Images in dimension (H=1024, W=2048), unable to use the notebook to generate dataset.

Question

Images in dimension (H=1024, W=2048), unable to use the notebook to generate dataset.

QingXIA233 opened this issue 4 years ago · 6 comments

Hi,

Your repository is super useful and interesting, good work! I try to use it to do object detection on Cityscapes images which are in the dimension of 1024x2048 instead of 512x512. I have perpared the desired images and corresponding annotations(PASCAL VOC format). According to the information given in the README.md file, I made the following changes:

IMAGE_H, IMAGE_W = 1024, 2048
GRID_H, GRID_W = 32, 64 # GRID size = IMAGE size / 32
LABELS = ('car', 'pedestrian')

I have put my images and labels in the path that is shown in your repository. Everything seems all right. But when I run
train_dataset = None
train_dataset= get_dataset(train_image_folder, train_annot_folder, LABELS, TRAIN_BATCH_SIZE)

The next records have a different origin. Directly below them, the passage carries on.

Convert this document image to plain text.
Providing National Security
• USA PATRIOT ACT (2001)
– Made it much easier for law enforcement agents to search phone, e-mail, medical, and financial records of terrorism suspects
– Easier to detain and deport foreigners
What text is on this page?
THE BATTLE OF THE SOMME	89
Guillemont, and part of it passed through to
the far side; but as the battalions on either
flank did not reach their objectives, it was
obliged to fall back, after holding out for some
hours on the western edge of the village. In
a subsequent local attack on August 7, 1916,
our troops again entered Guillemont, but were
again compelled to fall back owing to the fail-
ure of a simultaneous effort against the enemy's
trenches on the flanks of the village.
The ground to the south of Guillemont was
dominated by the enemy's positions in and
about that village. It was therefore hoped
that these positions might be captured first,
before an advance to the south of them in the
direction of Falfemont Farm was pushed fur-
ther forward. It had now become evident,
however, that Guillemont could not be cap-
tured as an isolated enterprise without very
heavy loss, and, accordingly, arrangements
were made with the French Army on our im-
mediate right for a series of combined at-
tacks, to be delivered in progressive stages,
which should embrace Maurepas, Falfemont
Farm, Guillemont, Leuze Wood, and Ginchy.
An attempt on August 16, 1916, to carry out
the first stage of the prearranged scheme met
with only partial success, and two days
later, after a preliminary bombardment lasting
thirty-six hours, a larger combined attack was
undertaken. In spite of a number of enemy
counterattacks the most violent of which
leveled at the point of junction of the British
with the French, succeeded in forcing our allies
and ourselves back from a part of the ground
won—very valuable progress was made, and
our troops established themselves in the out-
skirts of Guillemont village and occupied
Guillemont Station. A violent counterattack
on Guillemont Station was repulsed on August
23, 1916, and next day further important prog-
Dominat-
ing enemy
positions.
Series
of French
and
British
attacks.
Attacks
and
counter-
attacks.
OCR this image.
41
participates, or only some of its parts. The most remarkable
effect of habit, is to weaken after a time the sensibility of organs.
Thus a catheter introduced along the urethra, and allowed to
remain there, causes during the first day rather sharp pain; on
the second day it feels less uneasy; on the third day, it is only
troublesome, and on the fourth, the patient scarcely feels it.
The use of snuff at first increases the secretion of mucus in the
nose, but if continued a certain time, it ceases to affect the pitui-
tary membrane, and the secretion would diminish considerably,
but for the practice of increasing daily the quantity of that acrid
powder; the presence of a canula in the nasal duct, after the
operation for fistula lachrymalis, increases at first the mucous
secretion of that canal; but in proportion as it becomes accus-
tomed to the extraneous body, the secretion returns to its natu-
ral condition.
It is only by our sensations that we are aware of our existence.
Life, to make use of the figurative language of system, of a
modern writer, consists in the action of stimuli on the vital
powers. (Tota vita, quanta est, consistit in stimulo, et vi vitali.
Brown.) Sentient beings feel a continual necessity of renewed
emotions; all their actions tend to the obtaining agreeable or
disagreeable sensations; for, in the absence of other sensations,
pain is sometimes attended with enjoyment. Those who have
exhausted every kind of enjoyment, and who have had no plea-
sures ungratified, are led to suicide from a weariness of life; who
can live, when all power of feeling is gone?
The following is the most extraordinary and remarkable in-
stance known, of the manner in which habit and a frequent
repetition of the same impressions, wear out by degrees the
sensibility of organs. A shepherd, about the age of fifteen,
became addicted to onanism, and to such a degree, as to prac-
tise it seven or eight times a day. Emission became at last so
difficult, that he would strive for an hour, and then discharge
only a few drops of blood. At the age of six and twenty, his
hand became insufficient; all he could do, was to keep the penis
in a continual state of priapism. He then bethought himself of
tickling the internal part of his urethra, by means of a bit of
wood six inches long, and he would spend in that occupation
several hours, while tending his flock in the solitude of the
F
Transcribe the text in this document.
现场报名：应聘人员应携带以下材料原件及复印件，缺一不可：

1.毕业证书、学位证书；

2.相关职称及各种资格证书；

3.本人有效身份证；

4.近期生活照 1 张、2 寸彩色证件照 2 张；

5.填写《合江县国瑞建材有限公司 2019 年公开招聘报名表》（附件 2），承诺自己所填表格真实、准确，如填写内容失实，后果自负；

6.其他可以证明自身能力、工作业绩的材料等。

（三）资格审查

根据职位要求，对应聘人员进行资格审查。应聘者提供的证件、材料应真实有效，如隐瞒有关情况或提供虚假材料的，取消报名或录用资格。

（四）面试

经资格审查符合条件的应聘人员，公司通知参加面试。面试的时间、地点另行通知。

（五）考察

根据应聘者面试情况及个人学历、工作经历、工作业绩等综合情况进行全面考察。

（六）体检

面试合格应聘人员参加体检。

It shows "ParseError: no element found: line 1, column 0".

Then I change to IMAGE_H, IMAGE_W = 2048, 1024, this error did not appear. However, the images and annotations are not correctly matched. Could you please give me some hint about this kind of issue? Thank you. The notebook built on the basis of yours with Cityscapes data is here: https://colab.research.google.com/drive/19g62IznotKZEgtNEowgyKmLcXIjy4OTJ?usp=sharing.

Answer 1 · 2020-10-22T08:14:07.000Z

Hi, I need time to investigate this problem. At first glance, it may be a problem of inversion of width and height somewhere in the code.

Answer 2 · 2020-10-22T09:40:23.000Z

Hi, thank you for replying. I solved the aforementioned problem of generating the dataset. The problem is that one of my labels (PASCAL VOC format) is empty that I didn't notice, thus the error occurs. However, after invistigating deeper, I still believe that there are some problems of the code about the width and height of the images. Three errors that I found out:

For Data Augmentation, the generated bounding boxes did not match the augmented images (shown as the figure below).
In your notebook, the 3.3. Process data to YOLO prediction format part, for testing the generator pipeline, the line of "img, detector_mask, matching_true_boxes, class_one_hot, true_boxes = next(train_gen)" shows error: index 36 is out of bounds for axis 1 with size 32. I think there is a problem somewhere that falsely inversed the height and width of the images or bounding box, but I did not succed finding out yet.
In your notebook, the 4.1. Loss function part, for testing the loss, the same error as error 2 shown above, the reasons could be the same.

I am not very familiar with your code and I am not very good at coding, but I really want to apply your work to more datasets including Cityscapes. If you could help me solve the problems mentioned above, that would help a lot. Thank you!

Answer 3 · 2020-10-22T10:06:26.000Z

Thank you for your observations! I have always used this code with square images... I will try to find the error as soon as possible.

Answer 4 · 2020-10-22T13:48:34.000Z

Thank you! I am looking forward to your updating. Or if you have any idea about solving the errors, please tell me, I'll change it by myself.

Answer 5 · 2020-10-23T07:18:07.000Z

I fixed the notebook with tensorflow 1. and added support for non-square images. You can try the Yolo_V2_tf_eager.ipynb notebook (Yolo_V2_tf_2.ipynb notebook with tensorflow 2. is not fixed yet).

Answer 6 · 2020-10-27T17:22:21.000Z

Thank you for the help! It's really useful. I'll close the issue now. Thanks.